The present excavation was located on the eastern part of the site, in an area of basalt and limestone rock. An Ottoman cemetery, whose burials were dug into the softer limestone, was discovered (Fig. 3; Table 1). A few of the burials were lined with stones. The hewn burials were found covered with coarsely worked basalt slabs, and basalt building stones in secondary use as cover slabs. The burials lay on an approximate east–west axis, with their legs in the east and their heads in the west, and the deceased faced south, according to the Islamic custom. A single burial (L115) faced north. In the cemetery, there were observed some groups of graves that deviated slightly from this east-west axis, as well as graves whose cover stones had been robbed, apparently to cover later burials that cut into earlier ones. Thus, a few bones were found outside the graves. The burials were covered over after excavation.
Table 1. Description of the Graves and Finds
Grave No. State of Bone Preservation  Age (years)  Sex  Measurements (m)  Detail, Artifacts
101 No bones found     0.50 × 1.00 Grave hewn but apparently not used, or infant burial, bones disintegrated
103 Disintegrating 8–9   0.40 × 1.20  
104 Disintegrating     0.50 × 1.60  
105 Poor 5–10 Female 0.35 × 0.70 Perforated silver coin near ear, probably an earring (B1003; IAA 168151; Fig. 4)
106 Medium Adult   0.70 × 2.10  
107 Good Adult   0.85 × 1.70 Fig. 5
108 Poor Adult   0.80 × 2.10  
109 Poor Adult   0.65 × 1.85  
110 Exellent 20–30
0.80 × 1.85 Three iron bracelets on left arm (B1008, B1009); perforated silver coin earrings on left and right ears (B1006, IAA 168159; B1007, IAA 168149; Figs. 6, 7); perforated silver coin near neck, probably pendant (B1010; IAA 168152)
111 Poor Adult   0.80 × 1.60  
112 None found     0.40 × 0.90 Small shallow pit; bones, if any, completely deteriorated
113 Medium 18–30 Female 0.60 × 1.35 Legs folded as pit dug was apparently too short
114 Disintegrating     0.30 × 1.25 Only one cover stone preserved, above the skull; other stones robbed, apparently to cover later burials
115  Exellent Adult   1.00× 0.90 Stone-lined, without cover stone; deceased lay in folded position with head in west, legs in east, body and face facing north
116 Disintegrating Infant or fetus   0.50 × 0.80 Tomb of newborn or fetus; only small bone fragments found
117 Good 8–10   0.50 × 1.50  
118 Very good Adult   0.50 × 1.80 Only one cover stone preserved, above the skull; other stones apparently robbed to cover later burials
119 Medium 18–25   0.70 × 1.80 Iron bracelet on left arm (B1004)
120 Good Adult   0.50 × 1.40 Metal bracelet (B1005)
The pieces of jewelry discovered in Burials 105 and 110 are perforated silver coins. The coins are dated to the early Ottoman period (sixteenth century CE). All the coins were of a single type, the akçe, a small silver coin weighing less than half a gram. The akçe was the main silver coin of the Ottoman sultans in the sixteenth century. Three of the coins were identified as of Salim II (1566–1574).

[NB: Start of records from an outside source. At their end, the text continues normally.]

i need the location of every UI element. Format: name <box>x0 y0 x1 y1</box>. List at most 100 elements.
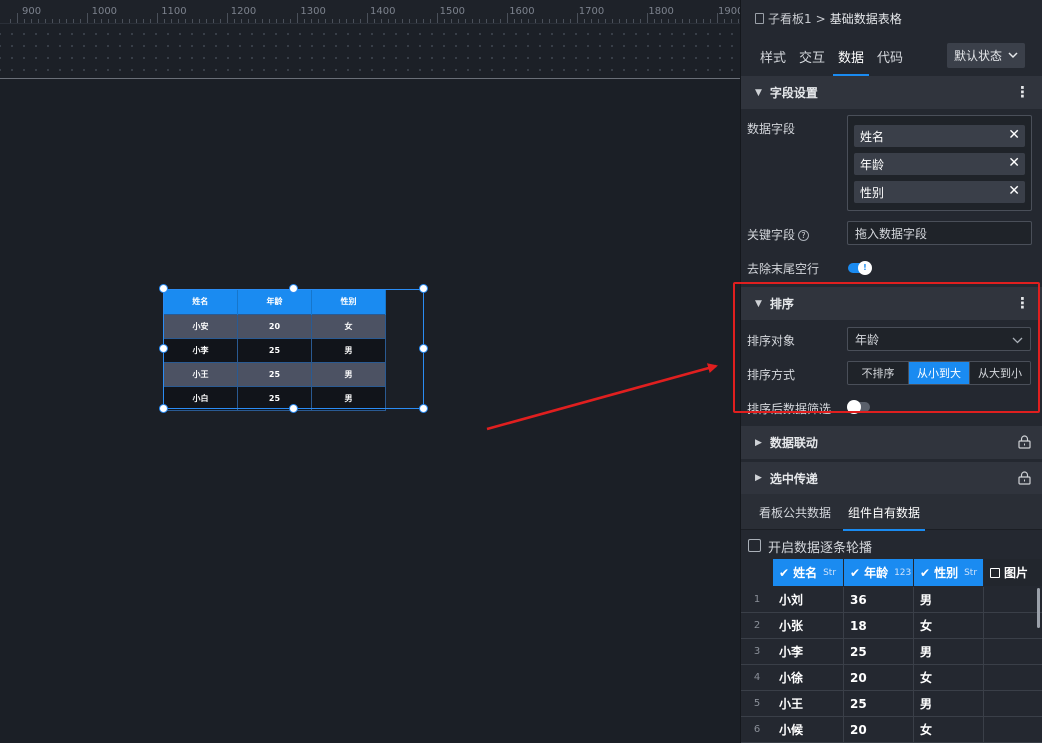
tab-data[interactable]: 数据 <box>833 44 870 76</box>
grid-cell[interactable]: 小刘 <box>773 587 844 613</box>
grid-cell[interactable]: 小徐 <box>773 665 844 691</box>
field-chip[interactable]: 性别 ✕ <box>854 181 1025 203</box>
ruler-tick <box>521 19 522 23</box>
lock-icon <box>1018 471 1031 485</box>
check-icon[interactable]: ✔ <box>850 566 860 580</box>
grid-cell[interactable]: 男 <box>914 587 984 613</box>
row-number: 3 <box>741 639 773 665</box>
check-icon[interactable]: ✔ <box>920 566 930 580</box>
ruler-tick <box>178 19 179 23</box>
tab-interaction[interactable]: 交互 <box>794 44 830 76</box>
section-title: 选中传递 <box>769 471 818 486</box>
ruler-tick <box>213 19 214 23</box>
state-select[interactable]: 默认状态 <box>947 43 1025 68</box>
ruler-tick <box>633 19 634 23</box>
tab-code[interactable]: 代码 <box>872 44 908 76</box>
selection-box[interactable] <box>163 289 424 409</box>
ruler-tick <box>668 19 669 23</box>
data-fields-dropzone[interactable]: 姓名 ✕ 年龄 ✕ 性别 ✕ <box>847 115 1032 211</box>
carousel-checkbox[interactable] <box>748 539 761 552</box>
breadcrumb-parent[interactable]: 子看板1 <box>768 10 812 27</box>
ruler-tick <box>73 19 74 23</box>
column-name: 图片 <box>1004 566 1029 580</box>
trim-rows-toggle[interactable]: ! <box>848 261 872 275</box>
grid-cell[interactable] <box>984 587 1042 613</box>
design-canvas[interactable] <box>0 79 740 743</box>
grid-cell[interactable]: 小张 <box>773 613 844 639</box>
ruler-tick <box>640 19 641 23</box>
resize-handle-br[interactable] <box>419 404 428 413</box>
resize-handle-bl[interactable] <box>159 404 168 413</box>
grid-scrollbar[interactable] <box>1037 588 1040 628</box>
ruler-tick <box>556 19 557 23</box>
grid-cell[interactable]: 18 <box>844 613 914 639</box>
ruler-tick <box>45 19 46 23</box>
tab-style[interactable]: 样式 <box>755 44 791 76</box>
ruler-tick <box>297 13 298 23</box>
ruler-tick <box>234 19 235 23</box>
close-icon[interactable]: ✕ <box>1008 127 1020 143</box>
key-field-dropzone[interactable]: 拖入数据字段 <box>847 221 1032 245</box>
close-icon[interactable]: ✕ <box>1008 183 1020 199</box>
carousel-label: 开启数据逐条轮播 <box>768 541 873 556</box>
ruler-tick <box>409 19 410 23</box>
grid-cell[interactable] <box>984 691 1042 717</box>
grid-cell[interactable]: 女 <box>914 613 984 639</box>
resize-handle-r[interactable] <box>419 344 428 353</box>
canvas-top-strip <box>0 24 740 78</box>
ruler-tick <box>486 19 487 23</box>
more-vertical-icon[interactable]: ⋮ <box>1015 83 1030 101</box>
ruler-tick <box>444 19 445 23</box>
grid-cell[interactable]: 20 <box>844 717 914 743</box>
resize-handle-b[interactable] <box>289 404 298 413</box>
grid-cell[interactable]: 25 <box>844 691 914 717</box>
help-icon[interactable]: ? <box>798 230 810 241</box>
grid-cell[interactable] <box>984 665 1042 691</box>
grid-cell[interactable]: 男 <box>914 639 984 665</box>
grid-cell[interactable]: 女 <box>914 665 984 691</box>
ruler-tick <box>395 19 396 23</box>
field-chip[interactable]: 姓名 ✕ <box>854 125 1025 147</box>
row-number: 4 <box>741 665 773 691</box>
field-chip[interactable]: 年龄 ✕ <box>854 153 1025 175</box>
column-header-age[interactable]: ✔ 年龄 123 <box>844 559 913 586</box>
column-header-image[interactable]: 图片 <box>984 559 1042 586</box>
grid-cell[interactable]: 小候 <box>773 717 844 743</box>
grid-cell[interactable]: 女 <box>914 717 984 743</box>
grid-cell[interactable]: 小王 <box>773 691 844 717</box>
column-header-gender[interactable]: ✔ 性别 Str <box>914 559 983 586</box>
grid-cell[interactable] <box>984 639 1042 665</box>
selection-transfer-header[interactable]: ▶ 选中传递 <box>741 462 1042 494</box>
tab-public-data[interactable]: 看板公共数据 <box>759 504 831 529</box>
grid-cell[interactable]: 20 <box>844 665 914 691</box>
horizontal-ruler: 900 1000 1100 1200 1300 1400 1500 1600 1700 1800 1… <box>0 0 743 24</box>
tab-own-data[interactable]: 组件自有数据 <box>843 504 926 531</box>
resize-handle-t[interactable] <box>289 284 298 293</box>
ruler-tick <box>493 19 494 23</box>
ruler-tick <box>549 19 550 23</box>
row-number: 6 <box>741 717 773 743</box>
grid-cell[interactable]: 小李 <box>773 639 844 665</box>
expand-triangle-icon: ▶ <box>755 473 762 483</box>
ruler-label: 1100 <box>161 6 187 17</box>
grid-cell[interactable]: 男 <box>914 691 984 717</box>
ruler-tick <box>283 19 284 23</box>
checkbox-icon[interactable] <box>990 567 1000 578</box>
field-settings-header[interactable]: ▼ 字段设置 ⋮ <box>741 76 1042 109</box>
column-name: 性别 <box>934 566 959 580</box>
grid-cell[interactable] <box>984 717 1042 743</box>
ruler-tick <box>52 19 53 23</box>
close-icon[interactable]: ✕ <box>1008 155 1020 171</box>
grid-cell[interactable]: 36 <box>844 587 914 613</box>
data-linkage-header[interactable]: ▶ 数据联动 <box>741 426 1042 459</box>
column-header-name[interactable]: ✔ 姓名 Str <box>773 559 843 586</box>
ruler-tick <box>108 19 109 23</box>
check-icon[interactable]: ✔ <box>779 566 789 580</box>
resize-handle-tl[interactable] <box>159 284 168 293</box>
resize-handle-l[interactable] <box>159 344 168 353</box>
row-number: 2 <box>741 613 773 639</box>
grid-cell[interactable]: 25 <box>844 639 914 665</box>
grid-cell[interactable] <box>984 613 1042 639</box>
field-chip-label: 年龄 <box>860 157 885 172</box>
resize-handle-tr[interactable] <box>419 284 428 293</box>
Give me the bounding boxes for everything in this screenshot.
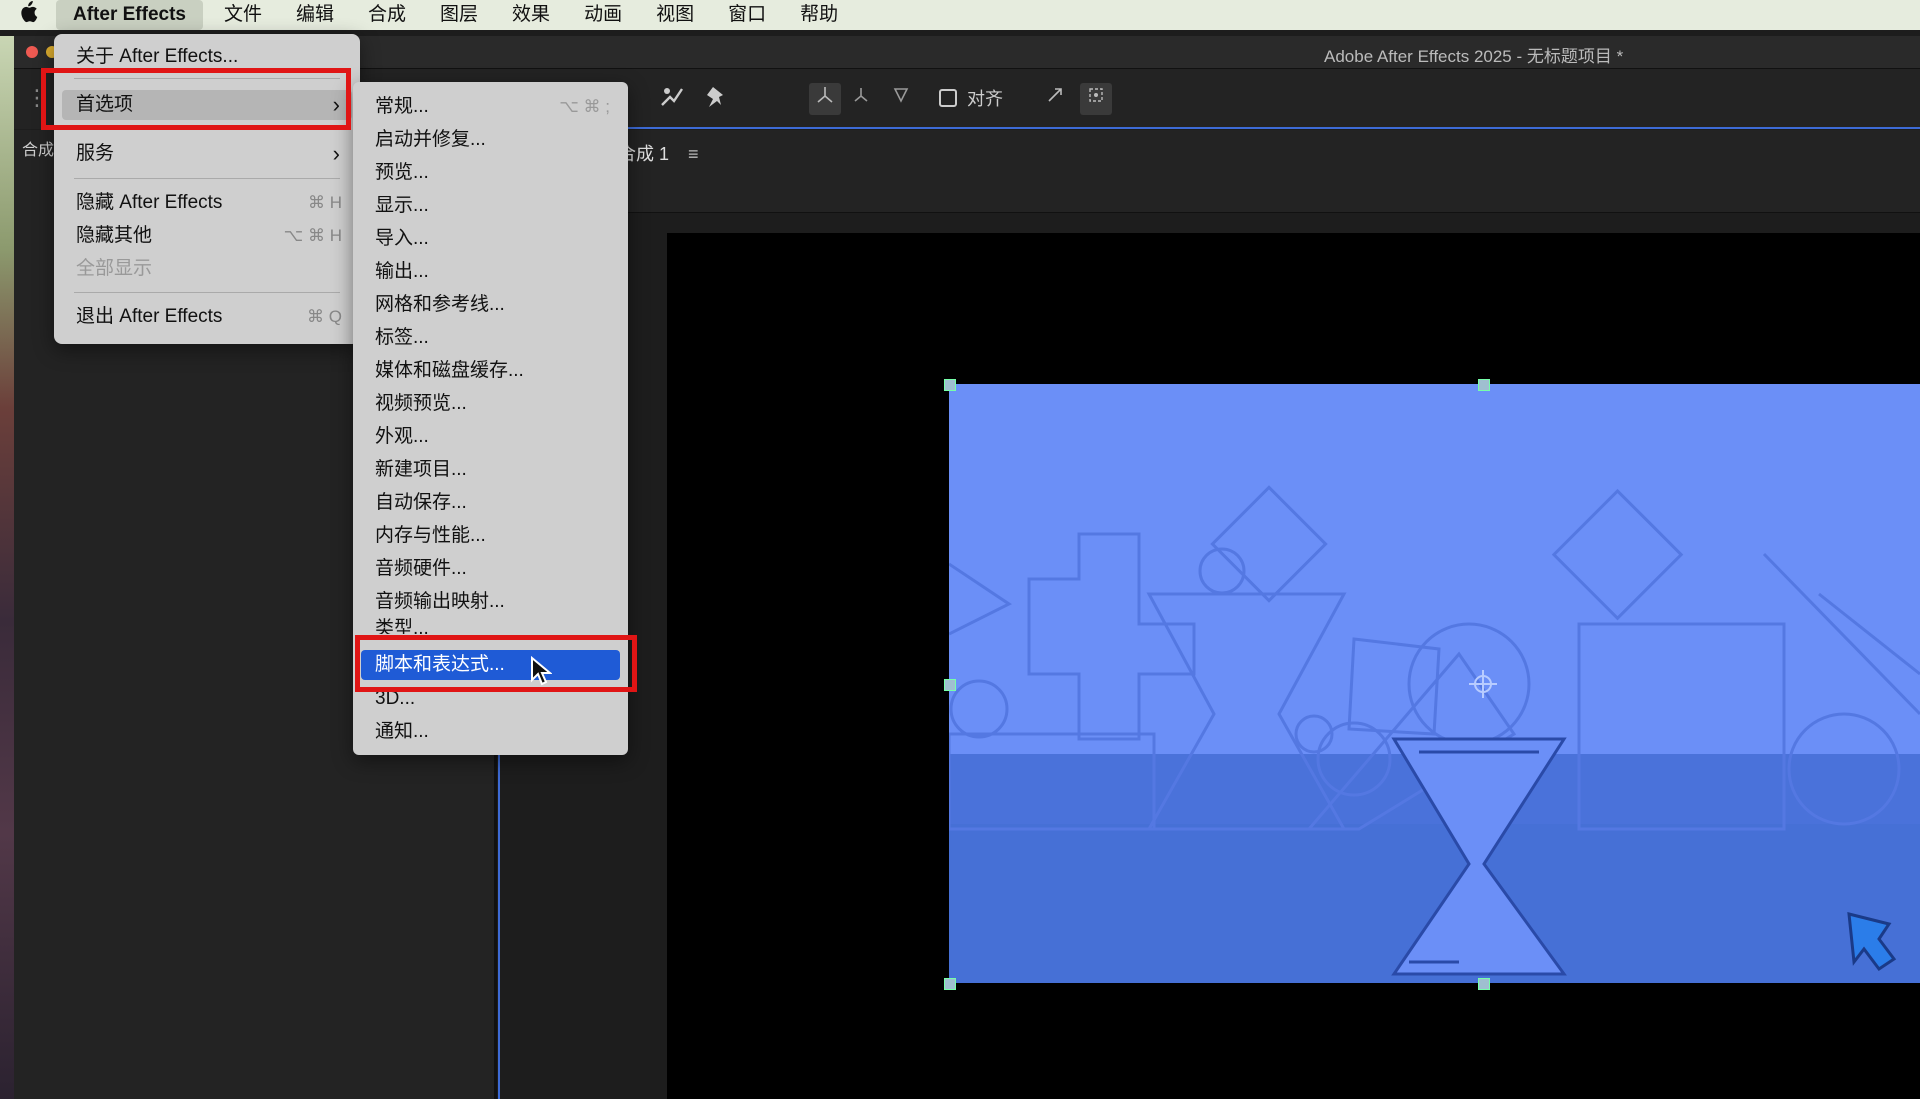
submenu-item-label: 输出... [375, 261, 429, 282]
window-title: Adobe After Effects 2025 - 无标题项目 * [1324, 47, 1624, 66]
menu-item-shortcut: ⌥ ⌘ H [283, 226, 342, 245]
submenu-item-label: 显示... [375, 195, 429, 216]
menubar-item-effect[interactable]: 效果 [495, 0, 567, 30]
submenu-item-label: 常规... [375, 96, 429, 117]
submenu-item-output[interactable]: 输出... [361, 257, 620, 287]
composition-frame[interactable] [949, 384, 1920, 983]
menu-item-label: 退出 After Effects [76, 306, 223, 327]
submenu-item-label: 预览... [375, 162, 429, 183]
submenu-item-label: 网格和参考线... [375, 294, 505, 315]
menu-item-label: 隐藏其他 [76, 225, 153, 246]
submenu-item-label: 媒体和磁盘缓存... [375, 360, 524, 381]
menubar-item-layer[interactable]: 图层 [423, 0, 495, 30]
menu-item-label: 隐藏 After Effects [76, 192, 223, 213]
annotation-highlight-scripting [355, 635, 637, 692]
composition-artwork [949, 384, 1920, 983]
menu-item-hide-others[interactable]: 隐藏其他 ⌥ ⌘ H [62, 221, 352, 251]
submenu-item-notifications[interactable]: 通知... [361, 717, 620, 747]
menubar-item-edit[interactable]: 编辑 [279, 0, 351, 30]
submenu-item-grids-guides[interactable]: 网格和参考线... [361, 290, 620, 320]
composition-tab[interactable]: 合成 1 ≡ [618, 140, 699, 166]
submenu-item-import[interactable]: 导入... [361, 224, 620, 254]
submenu-item-shortcut: ⌥ ⌘ ; [559, 97, 610, 116]
apple-menu-icon[interactable] [0, 1, 56, 29]
menu-item-services[interactable]: 服务 › [62, 139, 352, 169]
submenu-item-label: 标签... [375, 327, 429, 348]
submenu-item-previews[interactable]: 预览... [361, 158, 620, 188]
snapping-checkbox[interactable] [939, 89, 957, 107]
submenu-item-label: 自动保存... [375, 492, 467, 513]
snapping-toggle[interactable]: 对齐 [939, 85, 1003, 111]
menubar-item-view[interactable]: 视图 [639, 0, 711, 30]
roto-brush-tool-icon[interactable] [657, 83, 687, 113]
project-panel-tab[interactable]: 合成 [22, 136, 54, 160]
annotation-highlight-preferences [41, 68, 351, 130]
menu-separator [74, 178, 340, 179]
snap-edge-icon[interactable] [1040, 83, 1070, 113]
local-axis-mode-button[interactable] [809, 83, 841, 115]
submenu-item-video-preview[interactable]: 视频预览... [361, 389, 620, 419]
menubar-item-help[interactable]: 帮助 [783, 0, 855, 30]
menu-item-shortcut: ⌘ H [308, 193, 342, 212]
menu-item-label: 全部显示 [76, 258, 153, 279]
transform-handle[interactable] [944, 978, 956, 990]
submenu-item-startup-repair[interactable]: 启动并修复... [361, 125, 620, 155]
submenu-item-media-cache[interactable]: 媒体和磁盘缓存... [361, 356, 620, 386]
menu-item-label: 关于 After Effects... [76, 46, 239, 67]
menubar: After Effects 文件 编辑 合成 图层 效果 动画 视图 窗口 帮助 [0, 0, 1920, 30]
menubar-item-after-effects[interactable]: After Effects [56, 0, 203, 30]
snapping-label: 对齐 [967, 89, 1003, 109]
submenu-item-audio-hardware[interactable]: 音频硬件... [361, 554, 620, 584]
submenu-item-label: 启动并修复... [375, 129, 486, 150]
panel-focus-line [614, 127, 1920, 129]
menu-item-quit[interactable]: 退出 After Effects ⌘ Q [62, 302, 352, 332]
submenu-item-label: 新建项目... [375, 459, 467, 480]
submenu-item-label: 类型... [375, 618, 429, 634]
menu-item-label: 服务 [76, 143, 115, 164]
menu-item-hide-ae[interactable]: 隐藏 After Effects ⌘ H [62, 188, 352, 218]
puppet-pin-tool-icon[interactable] [702, 83, 732, 113]
menubar-item-window[interactable]: 窗口 [711, 0, 783, 30]
submenu-item-label: 音频输出映射... [375, 591, 505, 612]
submenu-item-label: 通知... [375, 721, 429, 742]
panel-menu-icon[interactable]: ≡ [688, 144, 699, 164]
submenu-item-labels[interactable]: 标签... [361, 323, 620, 353]
submenu-item-audio-output-mapping[interactable]: 音频输出映射... [361, 587, 620, 617]
submenu-item-new-project[interactable]: 新建项目... [361, 455, 620, 485]
transform-handle[interactable] [1478, 978, 1490, 990]
view-axis-mode-icon[interactable] [886, 83, 916, 113]
submenu-item-display[interactable]: 显示... [361, 191, 620, 221]
submenu-item-memory-performance[interactable]: 内存与性能... [361, 521, 620, 551]
submenu-item-label: 视频预览... [375, 393, 467, 414]
submenu-item-type[interactable]: 类型... [361, 614, 620, 634]
world-axis-mode-icon[interactable] [846, 83, 876, 113]
desktop-wallpaper [0, 36, 14, 1099]
submenu-item-label: 外观... [375, 426, 429, 447]
transform-handle[interactable] [944, 679, 956, 691]
transform-handle[interactable] [1478, 379, 1490, 391]
menubar-item-composition[interactable]: 合成 [351, 0, 423, 30]
menu-separator [74, 292, 340, 293]
close-window-button[interactable] [26, 46, 38, 58]
submenu-item-appearance[interactable]: 外观... [361, 422, 620, 452]
menubar-item-animation[interactable]: 动画 [567, 0, 639, 30]
menu-item-shortcut: ⌘ Q [307, 307, 342, 326]
submenu-item-label: 内存与性能... [375, 525, 486, 546]
snap-features-button[interactable] [1080, 83, 1112, 115]
submenu-item-general[interactable]: 常规... ⌥ ⌘ ; [361, 92, 620, 122]
chevron-right-icon: › [332, 141, 340, 166]
menubar-item-file[interactable]: 文件 [207, 0, 279, 30]
composition-panel-header: 合成 1 ≡ [498, 130, 1920, 213]
submenu-item-auto-save[interactable]: 自动保存... [361, 488, 620, 518]
transform-handle[interactable] [944, 379, 956, 391]
submenu-item-label: 音频硬件... [375, 558, 467, 579]
submenu-item-label: 导入... [375, 228, 429, 249]
menu-item-show-all: 全部显示 [62, 254, 352, 284]
mouse-cursor-icon [530, 655, 553, 691]
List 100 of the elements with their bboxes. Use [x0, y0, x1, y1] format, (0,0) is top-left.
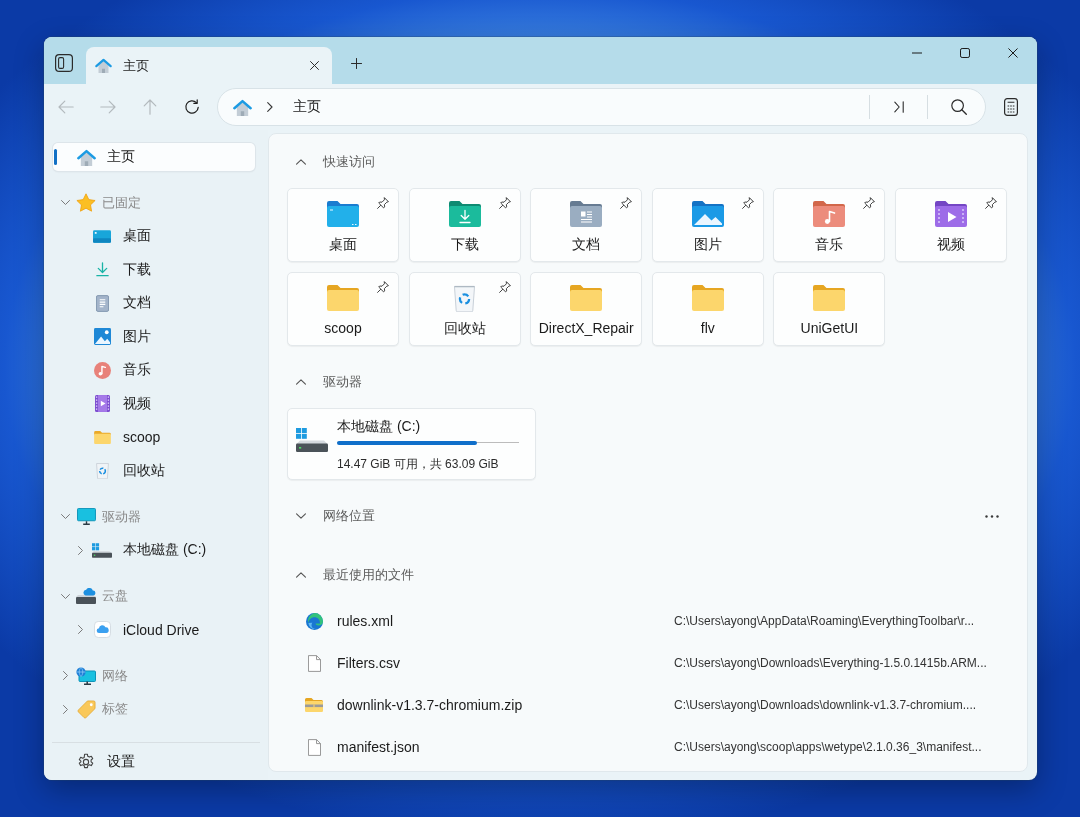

The individuals buried in the cemetery were part of a heterogenic population of all ages, from infancy to old age, and both female and male. The variety reflects a regular cemetery in use over time; later burials had cut through earlier ones, and in some of the burials, the cover stones, apart from the one over the head, had been robbed. The deceased in Grave 115, whose head faced north, is exceptional in terms of its orientation. Apart from pottery sherds found on the surface, which may have rolled down the hill and could not be associated with the burials, no pottery was discovered that could date the burials. Nevertheless, the jewelry dates the graves at the earliest to the sixteenth century (terminus post quem). The absence of the notation ‘cem.’ on the 1920s British map (see Fig. 2) indicates that the cemetery was no longer in use by World War I. Thus, the cemetery may have been in use from the late Mamluk period to the Ottoman period (sixteenth to nineteenth centuries CE). This conclusion aligns with the Hartal’s dating for the establishment of the Zuq el-Fauqani village to the late Mamluk or early Ottoman period (sixteenth–seventeenth centuries CE; Hartal 2008).